Approximately half of residential fire deaths occur at night, when victims are asleep. Even in daytime fires, many deaths occur as a result of the victim being asleep at the time of the emergency. Conventional residential tone smoke alarms fail to awaken the majority of children 6- to 12-years-old during stage 4 sleep. A study published in the October issue of Pediatrics and conducted by the Center for Injury Research and Policy (CIRP) in the Columbus Children’s Research Institute at Columbus Children’s Hospital and the Sleep Disorder Center at Columbus Children’s Hospital, is the first to compare the ability of different types of alarms to awaken children while monitoring sleep stage.
According to the study, a personalized parent-voice alarm at 100-dB successfully awakened 96 percent of the children 6- to 12-years-old from stage 4 sleep (the deepest stage of sleep) with 83 percent of them successfully performing a simulated self-rescue escape procedure. This significantly outperformed a residential tone alarm which only awakened 58 percent of the same children with only 38% percent successfully performing the escape procedure. One child in the study did not awaken to either smoke alarm.
“These findings suggest a clear direction for future research, as well as important fundamental changes in smoke alarm design, that address the unique developmental needs of children,” said the study’s co-author Gary Smith, MD, DrPH, director of CIRP in Columbus Children’s Research Institute and a faculty member of The Ohio State University College of Medicine. “The development of a more effective smoke alarm for use in homes and other locations where children sleep provides an opportunity to reduce fire-related morbidity and mortality among children.”

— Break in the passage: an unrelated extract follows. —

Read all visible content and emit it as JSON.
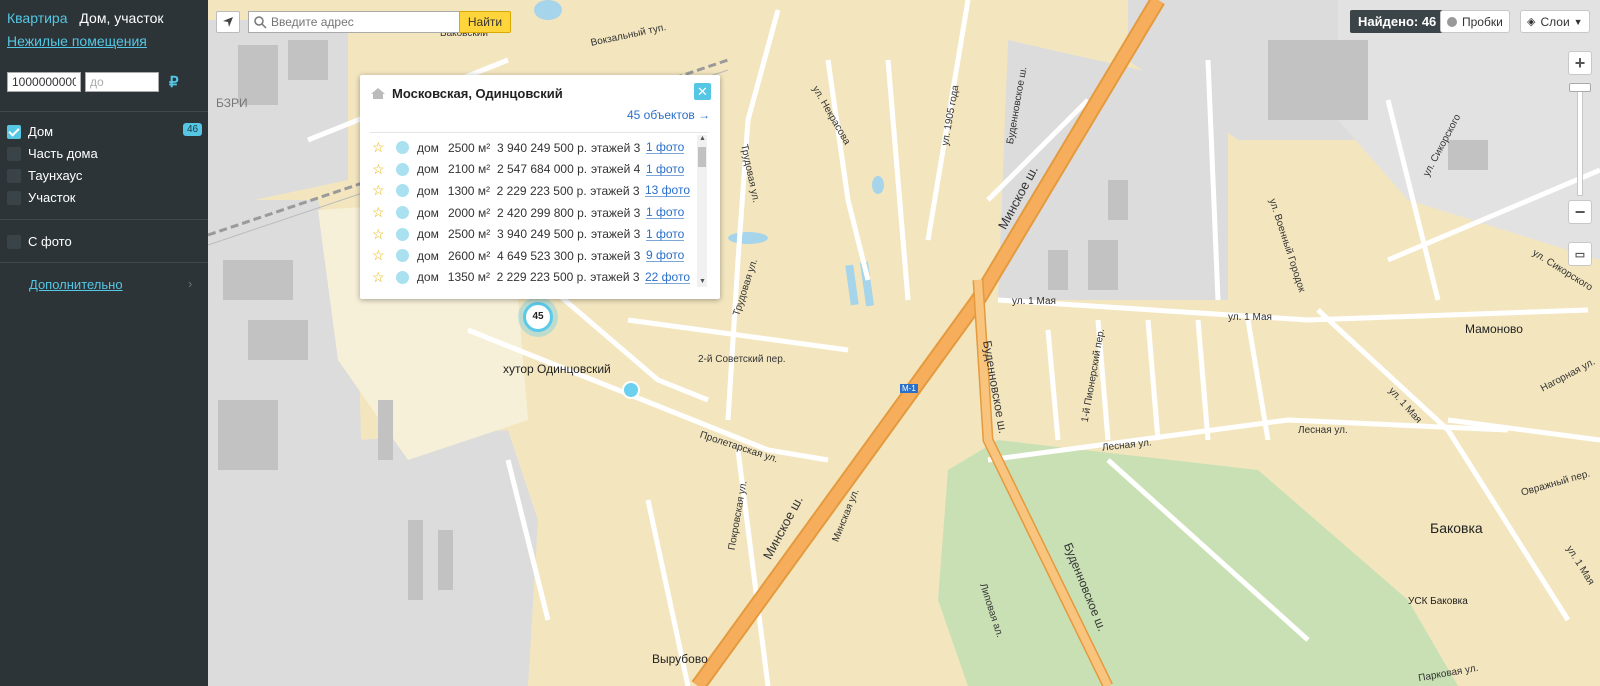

Using a randomized, nonblinded, clinical research design, a volunteer sample of 24 healthy children 6- to 12-years-old was enrolled in the study. Children were trained how to perform a simulated self-rescue escape procedure when they heard an alarm. The smoke alarms used specifically for this study were much louder than commercially available alarms. Each child’s mother recorded a voice alarm message, “First name! First name! Wake up! Get out of bed! Leave the room!” For each child, either the voice or tone alarm was randomly selected and triggered during the first cycle of stage 4 sleep, and then the other alarm was triggered during the second cycle of stage 4 sleep.
“Various factors may have been important to the success of the parent voice alarm, including the stimulus intensity, the characteristics of the sound system used, the use of the child’s first name in the alarm message and the child’s recognition of his/her mother’s voice,” said the study’s co-author Mark Splaingard, MD, director of the Sleep Disorder Center at Children’s Hospital and a faculty member of The Ohio State University College of Medicine. “However, the relative contribution of each factor is currently unknown.”